30 October 2007

Kidswear ... Made By Kids

Forced child labour in Uzbekistan's cotton fieldsNewsnight has just shown an excellent report by Simon Ostrovsky documenting the forced child labour that is involved in Uzbekistan's annual harvest of its "white gold" — the cotton that is then exported to Asia and ends up in the clothes that we buy from shops such as Matalan, Burton and Asda.

If you missed the programme, do watch it online to understand how what you buy and wear may be sourced by what amounts to modern slavery, with an estimated 450,000 pupils taken out of school for more than two months each year to harvest the crop by hand.

2 comments:

Anonymous said...

Harvesting of crops - It used to be accepted in country districts that a lot of pupils would be absent from school around Haymaking or Potato-harvest time.
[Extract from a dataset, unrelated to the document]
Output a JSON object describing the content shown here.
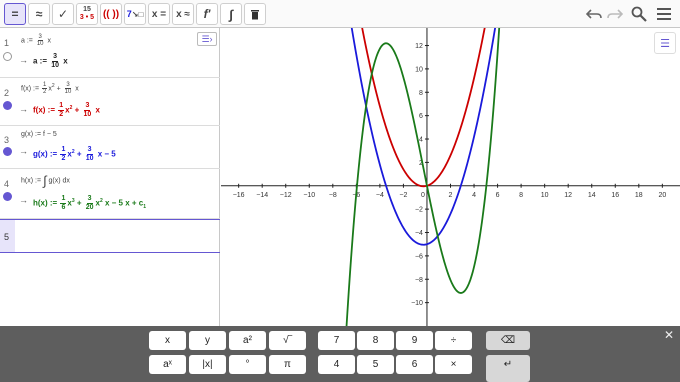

Teachers in such schools managed to incorporate the majority of the curriculum for the year into the months not affected by the farming fraternity in the catchment area.

G in Oxfordshire

John said...

Yes, G, and we used to send little boys up carcinogenic chimneys, but that doesn't make it right for us, who now supposedly know better, to turn a blind eye and profit at the expense of another country's children, sent into fields toxic with pesticide where their hands and clothes are pierced by the thorns protecting every tuft of the precious crop - or for our government to pretend that they are unaware that the practice persists (along with other inconvenient truths such as systematic torture that get in the way of otherwise healthy economic and diplomatic relationships), despite "categorical reassurances" from the Uzbek authorities that children (not to mention university students and hospital patients) are no longer mistreated in this way for one-fifth of each year.